– Press release

Mono County, Calif.On Tuesday, May 12th, the Mono County Board of Supervisors announced its selection of Lynda Salcido to serve as Interim County Administrator, effective when current County Administrator Jim Leddy leaves the post later this month.

Lynda Salcido

Lynda Salcido

Leddy informed Mono County in April that he would be leaving his position for personal reasons and intended to relocate to his former home in Sonoma County.  A long-term County employee, Ms. Salcido is also Mono County’s Director of Public Health/EMS, a position she has held for 15 years.  Notably, she previously served as Interim County Administrator in 2013 after the departure of then-County Administrator James Arkens.

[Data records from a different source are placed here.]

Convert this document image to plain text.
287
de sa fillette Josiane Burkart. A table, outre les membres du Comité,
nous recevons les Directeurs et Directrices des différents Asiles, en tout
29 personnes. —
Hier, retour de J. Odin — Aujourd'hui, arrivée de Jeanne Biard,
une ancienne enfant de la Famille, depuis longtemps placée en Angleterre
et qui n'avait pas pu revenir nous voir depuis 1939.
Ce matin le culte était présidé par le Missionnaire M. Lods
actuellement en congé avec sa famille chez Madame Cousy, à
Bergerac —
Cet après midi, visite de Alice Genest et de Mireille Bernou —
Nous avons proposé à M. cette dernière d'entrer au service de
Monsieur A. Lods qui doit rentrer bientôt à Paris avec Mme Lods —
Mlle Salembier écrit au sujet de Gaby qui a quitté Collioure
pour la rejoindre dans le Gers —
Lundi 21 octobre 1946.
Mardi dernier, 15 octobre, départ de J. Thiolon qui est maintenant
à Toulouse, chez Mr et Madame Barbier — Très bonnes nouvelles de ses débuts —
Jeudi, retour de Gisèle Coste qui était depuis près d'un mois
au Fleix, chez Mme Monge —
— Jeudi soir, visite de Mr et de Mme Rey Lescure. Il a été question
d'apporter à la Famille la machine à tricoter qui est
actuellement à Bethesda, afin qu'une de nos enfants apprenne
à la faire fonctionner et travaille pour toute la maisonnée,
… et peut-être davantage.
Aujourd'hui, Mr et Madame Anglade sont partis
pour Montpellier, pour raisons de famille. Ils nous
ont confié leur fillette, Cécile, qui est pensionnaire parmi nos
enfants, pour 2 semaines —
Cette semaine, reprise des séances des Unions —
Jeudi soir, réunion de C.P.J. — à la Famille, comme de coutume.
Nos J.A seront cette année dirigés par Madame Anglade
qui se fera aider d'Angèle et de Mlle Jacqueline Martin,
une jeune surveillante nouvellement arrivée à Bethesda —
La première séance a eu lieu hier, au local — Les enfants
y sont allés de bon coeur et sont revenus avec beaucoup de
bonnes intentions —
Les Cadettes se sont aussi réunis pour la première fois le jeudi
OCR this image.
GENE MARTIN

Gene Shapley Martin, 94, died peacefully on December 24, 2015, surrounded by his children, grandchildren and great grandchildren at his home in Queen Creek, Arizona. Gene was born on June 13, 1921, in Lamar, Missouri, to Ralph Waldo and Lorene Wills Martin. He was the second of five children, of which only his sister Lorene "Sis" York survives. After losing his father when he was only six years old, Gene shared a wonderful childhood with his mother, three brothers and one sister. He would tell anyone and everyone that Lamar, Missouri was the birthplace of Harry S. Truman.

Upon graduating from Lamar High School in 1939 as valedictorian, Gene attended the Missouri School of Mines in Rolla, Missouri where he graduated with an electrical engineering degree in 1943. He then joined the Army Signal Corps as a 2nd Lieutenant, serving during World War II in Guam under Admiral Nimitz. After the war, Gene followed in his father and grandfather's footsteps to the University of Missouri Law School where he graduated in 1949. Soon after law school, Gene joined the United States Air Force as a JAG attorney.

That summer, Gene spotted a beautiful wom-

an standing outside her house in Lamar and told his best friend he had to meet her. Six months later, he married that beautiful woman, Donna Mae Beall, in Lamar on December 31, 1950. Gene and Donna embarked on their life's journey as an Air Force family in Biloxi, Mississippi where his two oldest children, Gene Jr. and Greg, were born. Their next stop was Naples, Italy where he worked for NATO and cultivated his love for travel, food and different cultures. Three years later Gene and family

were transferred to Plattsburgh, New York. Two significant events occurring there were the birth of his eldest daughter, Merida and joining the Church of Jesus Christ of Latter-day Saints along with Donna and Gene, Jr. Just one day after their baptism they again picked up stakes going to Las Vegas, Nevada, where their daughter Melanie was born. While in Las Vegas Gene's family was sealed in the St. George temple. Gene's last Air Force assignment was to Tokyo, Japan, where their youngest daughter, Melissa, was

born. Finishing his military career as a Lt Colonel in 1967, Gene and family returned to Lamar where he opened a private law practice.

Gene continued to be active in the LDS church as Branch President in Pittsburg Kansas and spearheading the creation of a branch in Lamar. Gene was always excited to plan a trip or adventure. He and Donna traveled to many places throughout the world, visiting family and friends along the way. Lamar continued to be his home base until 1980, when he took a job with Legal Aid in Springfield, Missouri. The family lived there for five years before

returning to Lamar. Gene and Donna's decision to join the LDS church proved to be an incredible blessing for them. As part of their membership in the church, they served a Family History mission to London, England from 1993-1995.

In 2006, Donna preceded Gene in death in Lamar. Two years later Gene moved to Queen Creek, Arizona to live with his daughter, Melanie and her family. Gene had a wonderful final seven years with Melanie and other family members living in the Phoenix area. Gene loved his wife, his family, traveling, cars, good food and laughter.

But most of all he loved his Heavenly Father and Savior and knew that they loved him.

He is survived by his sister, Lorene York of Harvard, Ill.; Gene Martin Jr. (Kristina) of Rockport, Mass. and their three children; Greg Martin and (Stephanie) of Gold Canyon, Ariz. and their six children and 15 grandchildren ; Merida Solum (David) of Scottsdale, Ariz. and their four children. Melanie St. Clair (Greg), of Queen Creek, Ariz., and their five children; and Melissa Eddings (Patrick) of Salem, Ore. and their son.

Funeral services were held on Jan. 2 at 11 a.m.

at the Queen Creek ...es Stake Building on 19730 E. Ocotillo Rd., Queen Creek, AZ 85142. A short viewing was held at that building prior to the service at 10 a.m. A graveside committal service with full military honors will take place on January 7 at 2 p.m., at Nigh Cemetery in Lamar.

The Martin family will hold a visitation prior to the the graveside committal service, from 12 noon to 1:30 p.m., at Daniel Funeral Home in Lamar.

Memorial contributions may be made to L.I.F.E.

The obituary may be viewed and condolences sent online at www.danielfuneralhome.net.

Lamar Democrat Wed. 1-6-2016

As in 2013, Ms. Salcido will serve as Interim while the County recruits for a permanent County Administrator and until the individual ultimately hired as permanent County Administrator takes office.  This process is estimated to take approximately four months.

Board of Supervisors Chairman Tim Fesko commented, “Lynda did an outstanding job previously as Interim County Administrator, and the Board greatly appreciates her willingness to serve the County again in that capacity.”  Until she officially takes over as Interim County Administrator, Ms. Salcido will be meeting with Jim Leddy and other department heads in order to fully acquaint herself with pending issues and to ensure as smooth a transition as possible.


Mono County offers a rural setting with the most spectacular landscapes in the state.  Situated between the crest of the Sierra Nevada mountains and the California/Nevada border, Mono County has a land area of 3,030 square miles, or just over 2 million acres, 94% of which is publicly owned. Much of this land is contained in the Inyo and Toiyabe National Forests. As a result, Mono County is home to vast scenic and recreational resources, and has unsurpassed access to wilderness and adventure.

The county is home to, and named after Mono Lake, which is a large high-desert saline lake. Also located in the county is the historic gold rush town of Bodie, which during its heyday in the late 1800’s was home to as many as 7,000 people, and is today maintained as a State Historic Park for the public to come and enjoy. The county seat is proudly located in Bridgeport.

Scenic Highway 395 weaves its way north-south through the heart of the county, effectively dividing the steep mountains to the west from the vast desert valley to the east. As it provides access to Yosemite National Park via Lee Vining, it passes beneath towering peaks, and past broad desert expanses.